だけどもこのホステル、泊まってるバックパッカーたちが次々に行方不明になっちゃうのだ。どうしてそうなるかっていうと、アレックスみたいな奴らがヨーロッパを旅してるバックパッカーをこの地に連れてきて、廃墟みたいな建物に誘い込む。そんで、そこは殺人願望のある人間が金を払って人殺しを楽しめる施設なのだ。
であるから、誘い込まれたり拉致されたバックパッカーは、その殺人志願者たちの思い思いの殺しのニーズを満たすための犠牲者にされちゃうんである。つまり、ビジネスだ。アレックスみたいな運び屋がいて、施設を警備してるガードマンがいて、劇中には出てこないけど、殺人志願者たちに営業をかける担当者もいるんだと思われる。
で、オリーとジョッシュはこいつらにはめられて犠牲にされ、最後にパクストンも血祭りにあげられちゃうはずだったけど、先述したように彼だけが何とか生き残るのである。パクストンは前半においてはなかなか軽薄だったくせに、脱出時には同じホステルで知り合った日本人の女性を助けに戻ってやるなど、なかなかの漢気を見せてくれる。しかも、自分を誘い出したアレックスと、グルになって自分を陥れた女二人にも偶然とはいえリベンジを果たしているし、ジョッシュを殺した変態紳士もきちんとあの世に送ってるからね。
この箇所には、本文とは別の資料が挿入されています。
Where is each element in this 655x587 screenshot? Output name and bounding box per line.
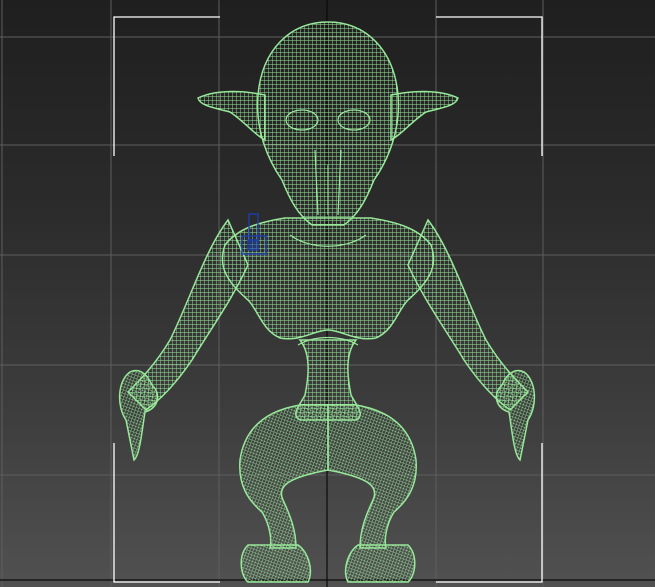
left-foot (240, 544, 312, 583)
waist (295, 339, 361, 421)
viewport-canvas[interactable] (0, 0, 655, 587)
right-hand (495, 369, 536, 462)
left-leg (239, 404, 329, 549)
viewport-3d[interactable] (0, 0, 655, 587)
right-ear (390, 90, 459, 142)
left-hand (118, 369, 159, 462)
right-foot (344, 544, 416, 583)
left-ear (197, 90, 266, 142)
right-leg (327, 404, 417, 549)
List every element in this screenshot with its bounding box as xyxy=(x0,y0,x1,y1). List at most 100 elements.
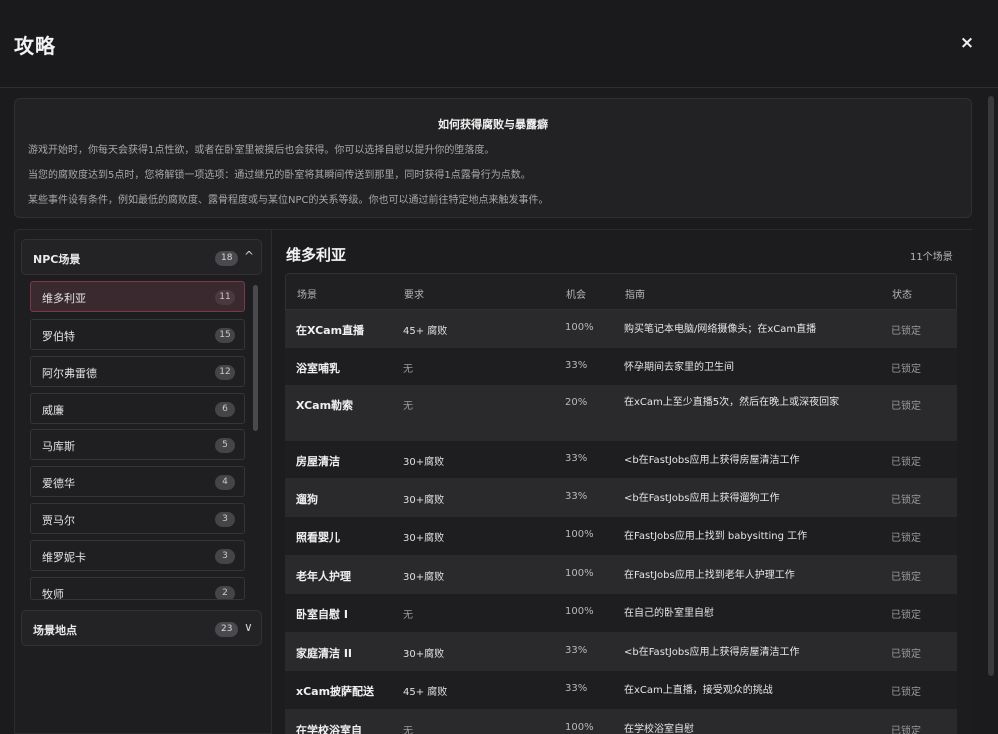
chevron-down-icon[interactable]: ∨ xyxy=(244,620,253,634)
npc-item-veronica[interactable]: 维罗妮卡 3 xyxy=(30,540,245,571)
status-cell: 已锁定 xyxy=(891,726,921,734)
npc-section-label: NPC场景 xyxy=(33,253,81,266)
npc-section-count: 18 xyxy=(215,251,239,266)
npc-item-alfred[interactable]: 阿尔弗雷德 12 xyxy=(30,356,245,387)
modal-header: 攻略 × xyxy=(0,0,998,88)
npc-count: 6 xyxy=(215,402,235,417)
table-header: 场景 要求 机会 指南 状态 xyxy=(285,273,957,310)
chevron-up-icon[interactable]: ^ xyxy=(244,249,254,263)
npc-name: 阿尔弗雷德 xyxy=(42,367,97,380)
npc-section-header[interactable]: NPC场景 18 ^ xyxy=(21,239,262,275)
requirement-cell: 无 xyxy=(403,364,413,375)
table-row: XCam勒索 无 20% 在xCam上至少直播5次，然后在晚上或深夜回家 已锁定 xyxy=(285,386,957,441)
npc-name: 牧师 xyxy=(42,588,64,600)
guide-cell: 在xCam上至少直播5次，然后在晚上或深夜回家 xyxy=(624,397,840,408)
npc-name: 爱德华 xyxy=(42,477,75,490)
status-cell: 已锁定 xyxy=(891,610,921,621)
table-row: 卧室自慰 I 无 100% 在自己的卧室里自慰 已锁定 xyxy=(285,594,957,633)
scene-cell: xCam披萨配送 xyxy=(296,685,375,698)
guide-box: 如何获得腐败与暴露癖 游戏开始时，你每天会获得1点性欲，或者在卧室里被摸后也会获… xyxy=(14,98,972,218)
guide-title: 如何获得腐败与暴露癖 xyxy=(438,118,548,131)
chance-cell: 100% xyxy=(565,529,594,540)
chance-cell: 33% xyxy=(565,453,588,464)
npc-name: 威廉 xyxy=(42,404,64,417)
npc-item-jamal[interactable]: 贾马尔 3 xyxy=(30,503,245,534)
npc-name: 维罗妮卡 xyxy=(42,551,86,564)
status-cell: 已锁定 xyxy=(891,364,921,375)
status-cell: 已锁定 xyxy=(891,687,921,698)
scene-count: 11个场景 xyxy=(910,252,953,263)
npc-item-edward[interactable]: 爱德华 4 xyxy=(30,466,245,497)
status-cell: 已锁定 xyxy=(891,401,921,412)
npc-count: 5 xyxy=(215,438,235,453)
column-header-scene: 场景 xyxy=(297,290,317,301)
requirement-cell: 无 xyxy=(403,726,413,734)
status-cell: 已锁定 xyxy=(891,572,921,583)
status-cell: 已锁定 xyxy=(891,495,921,506)
npc-item-robert[interactable]: 罗伯特 15 xyxy=(30,319,245,350)
requirement-cell: 30+腐败 xyxy=(403,649,445,660)
table-row: 房屋清洁 30+腐败 33% <b在FastJobs应用上获得房屋清洁工作 已锁定 xyxy=(285,441,957,479)
modal-title: 攻略 xyxy=(14,34,56,58)
npc-item-priest[interactable]: 牧师 2 xyxy=(30,577,245,600)
guide-line: 某些事件设有条件，例如最低的腐败度、露骨程度或与某位NPC的关系等级。你也可以通… xyxy=(28,195,549,206)
guide-line: 当您的腐败度达到5点时，您将解锁一项选项：通过继兄的卧室将其瞬间传送到那里，同时… xyxy=(28,170,531,181)
npc-count: 15 xyxy=(215,328,235,343)
guide-cell: 在学校浴室自慰 xyxy=(624,724,694,734)
chance-cell: 33% xyxy=(565,683,588,694)
scene-cell: 卧室自慰 I xyxy=(296,608,348,621)
modal-scrollbar[interactable] xyxy=(988,96,994,676)
table-row: 照看婴儿 30+腐败 100% 在FastJobs应用上找到 babysitting … xyxy=(285,517,957,556)
npc-count: 4 xyxy=(215,475,235,490)
table-row: 在XCam直播 45+ 腐败 100% 购买笔记本电脑/网络摄像头；在xCam直播 已锁… xyxy=(285,310,957,348)
status-cell: 已锁定 xyxy=(891,326,921,337)
close-icon[interactable]: × xyxy=(956,32,978,54)
scene-cell: 在XCam直播 xyxy=(296,324,365,337)
status-cell: 已锁定 xyxy=(891,533,921,544)
requirement-cell: 无 xyxy=(403,610,413,621)
location-section-count: 23 xyxy=(215,622,239,637)
chance-cell: 100% xyxy=(565,568,594,579)
chance-cell: 100% xyxy=(565,606,594,617)
guide-cell: 购买笔记本电脑/网络摄像头；在xCam直播 xyxy=(624,324,817,335)
guide-line: 游戏开始时，你每天会获得1点性欲，或者在卧室里被摸后也会获得。你可以选择自慰以提… xyxy=(28,145,495,156)
chance-cell: 33% xyxy=(565,645,588,656)
guide-cell: <b在FastJobs应用上获得房屋清洁工作 xyxy=(624,455,800,466)
scene-cell: 浴室哺乳 xyxy=(296,362,340,375)
npc-item-william[interactable]: 威廉 6 xyxy=(30,393,245,424)
location-section-label: 场景地点 xyxy=(33,624,77,637)
scene-cell: 在学校浴室自 xyxy=(296,724,362,734)
column-header-status: 状态 xyxy=(892,290,912,301)
chance-cell: 20% xyxy=(565,397,588,408)
scene-cell: XCam勒索 xyxy=(296,399,354,412)
npc-name: 罗伯特 xyxy=(42,330,75,343)
status-cell: 已锁定 xyxy=(891,457,921,468)
chance-cell: 100% xyxy=(565,722,594,733)
guide-cell: <b在FastJobs应用上获得遛狗工作 xyxy=(624,493,780,504)
location-section-header[interactable]: 场景地点 23 ∨ xyxy=(21,610,262,646)
guide-cell: 怀孕期间去家里的卫生间 xyxy=(624,362,734,373)
scene-sidebar: NPC场景 18 ^ 维多利亚 11 罗伯特 15 阿尔弗雷德 12 威廉 6 … xyxy=(14,229,272,734)
guide-cell: 在FastJobs应用上找到 babysitting 工作 xyxy=(624,531,808,542)
status-cell: 已锁定 xyxy=(891,649,921,660)
column-header-requirement: 要求 xyxy=(404,290,424,301)
npc-list-scrollbar[interactable] xyxy=(253,285,258,431)
npc-item-victoria[interactable]: 维多利亚 11 xyxy=(30,281,245,312)
npc-count: 2 xyxy=(215,586,235,599)
requirement-cell: 45+ 腐败 xyxy=(403,687,448,698)
npc-name: 维多利亚 xyxy=(42,292,86,305)
guide-cell: 在xCam上直播，接受观众的挑战 xyxy=(624,685,773,696)
npc-count: 12 xyxy=(215,365,235,380)
requirement-cell: 30+腐败 xyxy=(403,457,445,468)
npc-name: 马库斯 xyxy=(42,440,75,453)
scene-cell: 老年人护理 xyxy=(296,570,351,583)
guide-cell: <b在FastJobs应用上获得房屋清洁工作 xyxy=(624,647,800,658)
scene-cell: 照看婴儿 xyxy=(296,531,340,544)
chance-cell: 100% xyxy=(565,322,594,333)
table-row: xCam披萨配送 45+ 腐败 33% 在xCam上直播，接受观众的挑战 已锁定 xyxy=(285,671,957,710)
table-row: 在学校浴室自 无 100% 在学校浴室自慰 已锁定 xyxy=(285,710,957,734)
guide-cell: 在FastJobs应用上找到老年人护理工作 xyxy=(624,570,795,581)
npc-item-marcus[interactable]: 马库斯 5 xyxy=(30,429,245,460)
scene-cell: 遛狗 xyxy=(296,493,318,506)
scene-cell: 房屋清洁 xyxy=(296,455,340,468)
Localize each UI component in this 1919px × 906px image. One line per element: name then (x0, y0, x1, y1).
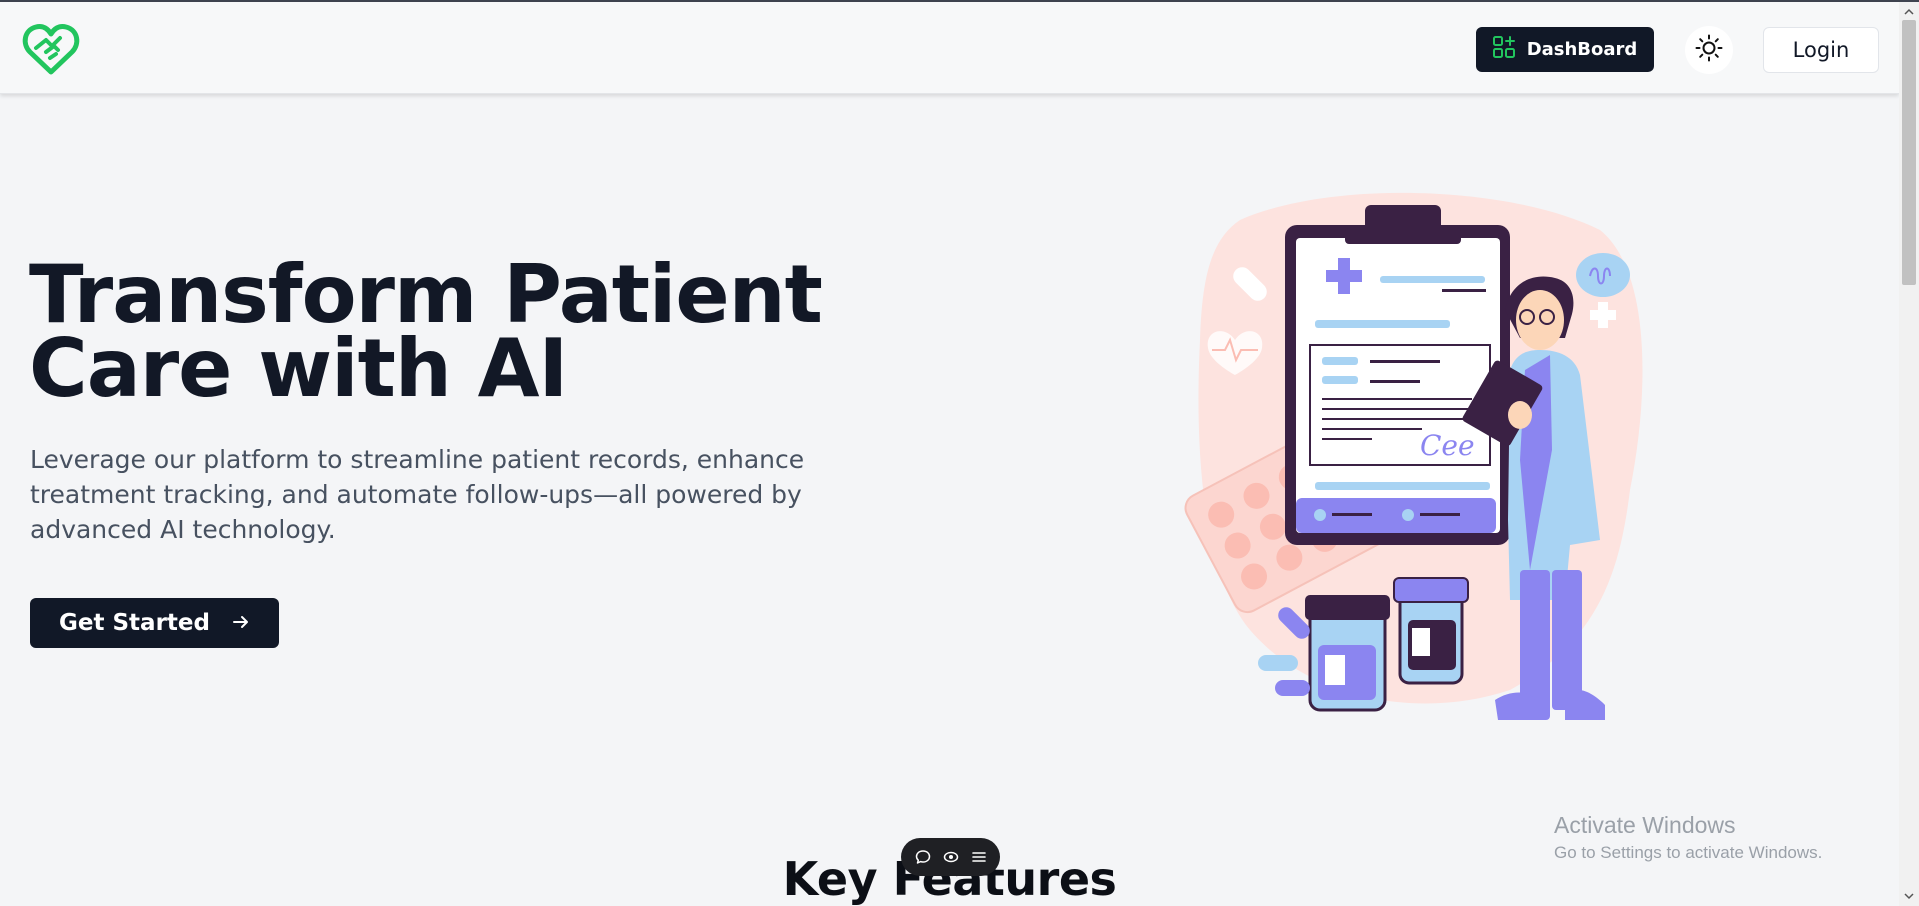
dashboard-button[interactable]: DashBoard (1476, 27, 1654, 72)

こうした一連の血祭り騒ぎをそこそこグロい感じで描写してるので、何度も観たいとは思わないけど、一度は鑑賞してよかったなと思わされた。2作目以降は観ないけど(笑)。なかなか凄いなーと思ったのは、上述したような殺人ビジネスの仕組みについて、作品中では解説めいたセリフがないのである。要するに、物語が展開していく中で、鑑賞者にビジネスの全容や、主人公たちが陥れられていった過程がわかるようにつくられているのだ。その点はお見事ですな。